Question

Fill in the blanks.

Figure	Center of rotational	Order of rotational	Angle of rotational
Square
Rectangle
Rhombus
Equilateral triangle
Regular hexagon
Circle
Semi-circle

Answer 1

Hint: We will take each shape of all diagrams and rotate them with suitable angles and find the angle of symmetry and the order of the symmetry. We need to know about the center of rotation, order of rotation and Angle of rotation.

Complete step-by-step answer:
For Square: -
We will consider a square and take the position of a vertex $p$ of the square in order to distinguish the position of the square. We are going to rotate the square $90{}^\circ $ as shown in below

 

Here we have Intersection point of diagonals as Centre of the Rotation, the angle of rotation is $90{}^\circ $, The order of the rotational symmetry is $4$.
For Rectangle: -
We will consider a rectangle and we will rotate the rectangle $90{}^\circ $ as shown in figure.
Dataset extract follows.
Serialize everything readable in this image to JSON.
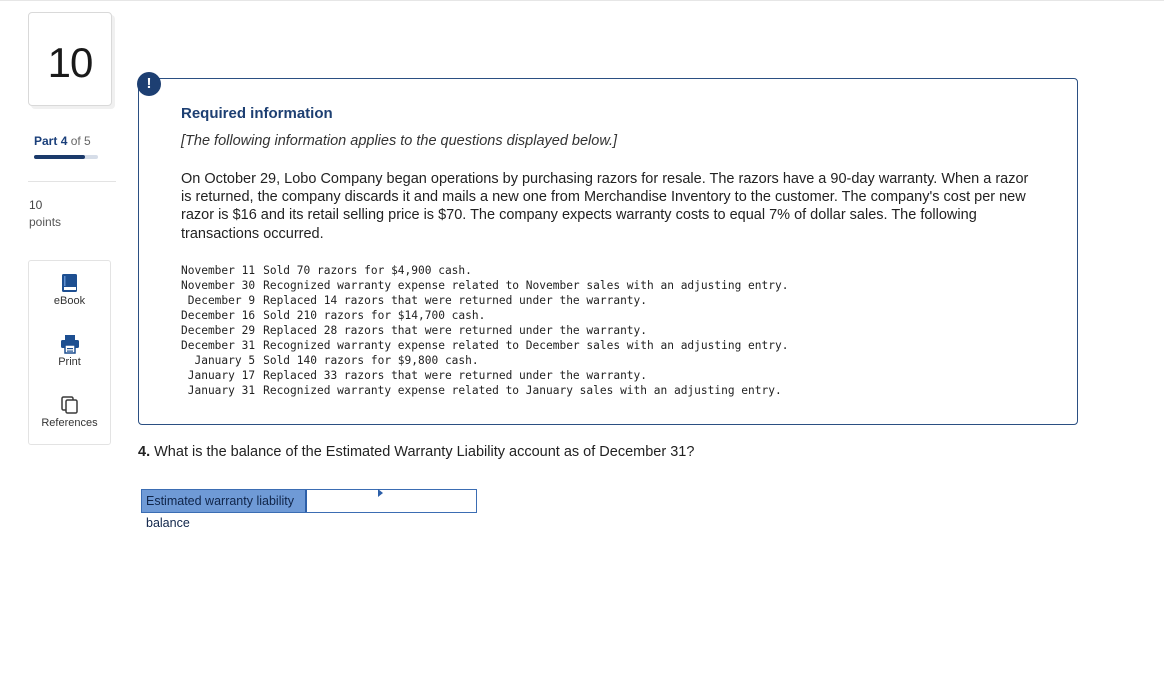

Here we have intersection point of the diagonals as Centre of the Rotation, the angle of rotation is $180{}^\circ $ since we have the original shape of rectangle when it is rotated $180{}^\circ $, The order of the rotational symmetry is $2$ since we get the original shape of rectangle $2$times.
For Rhombus: -
Rotate the rhombus $90{}^\circ $ then we have,

Here we have intersection point of the diagonals as Centre of the Rotation, the angle of rotation is $180{}^\circ $ since we have the original shape of rhombus when it is rotated $180{}^\circ $, The order of the rotational symmetry is $2$ since we get the original shape of rhombus $2$times.
For Equilateral Triangle: -
Take an equilateral triangle and rotate it $120{}^\circ $, then we have

Here we have intersection point of medians as Centre of the Rotation, the angle of rotation is $120{}^\circ $ since we have the original shape of equilateral triangle when it is rotated $120{}^\circ $, The order of the rotational symmetry is $3$ since we get the original shape of equilateral triangle $3$times.
For Regular Hexagon: -
Rotate a regular hexagon $60{}^\circ $ then we have

Here we have intersection point of diagonals as Centre of the Rotation, the angle of rotation is $60{}^\circ $ since we have the original shape of regular hexagon when it is rotated $60{}^\circ $, The order of the rotational symmetry is $6$ since we get the original shape of regular hexagon$6$ times.
For Circle: -
A sample circle is shown below

We have the center of the circle as the center of the rotation and the order of the rotation is infinite since we get the exact shape of the circle if we rotate it with $1{}^\circ $, so the order of the rotation is undefined.
For Semi-Circle: -
A sample semi-circle is given below

We have the center of the semi-circle as the center of the rotation and the rotation angle is $360{}^\circ $ since we get the exact shape of the semi-circle when it is rotated $360{}^\circ $ and the order of the rotation symmetry is $1$.
Hence

Figure	Center of rotational	Order of rotational	Angle of rotational
Square	Intersection Point of Diagonals	$4$	$90{}^\circ $
Rectangle	Intersection Point of Diagonals	$2$	$180{}^\circ $
Rhombus	Intersection Point of Diagonals	$2$	$180{}^\circ $
Equilateral triangle	Intersection Point of Medians	$3$	$120{}^\circ $
Regular hexagon	Intersection Point of Diagonals	$6$	$60{}^\circ $
Circle	Center	Infinite	At every Point
Semi-circle	Center or Midpoint of diameter	$1$	$360{}^\circ $

Note: Before going to this problem we need to know some basic concept that is ‘Rotational Symmetry’.
The Rotational Symmetry of a shape explains that when an object is rotated on its own axis, the shape of the object looks the same.
Center of Rotation for an object that has rotational symmetry, is the fixed point around which the rotation occurs is called the center of rotation.
Order of Rotational symmetry for an object that has rotational symmetry, is the number of positions in which a figure can be rotated and still appears exactly as it did before the rotation.
Angle of Rotational Symmetry for an object that has rotational symmetry, is the angle of turning during rotation is called the angle of rotation.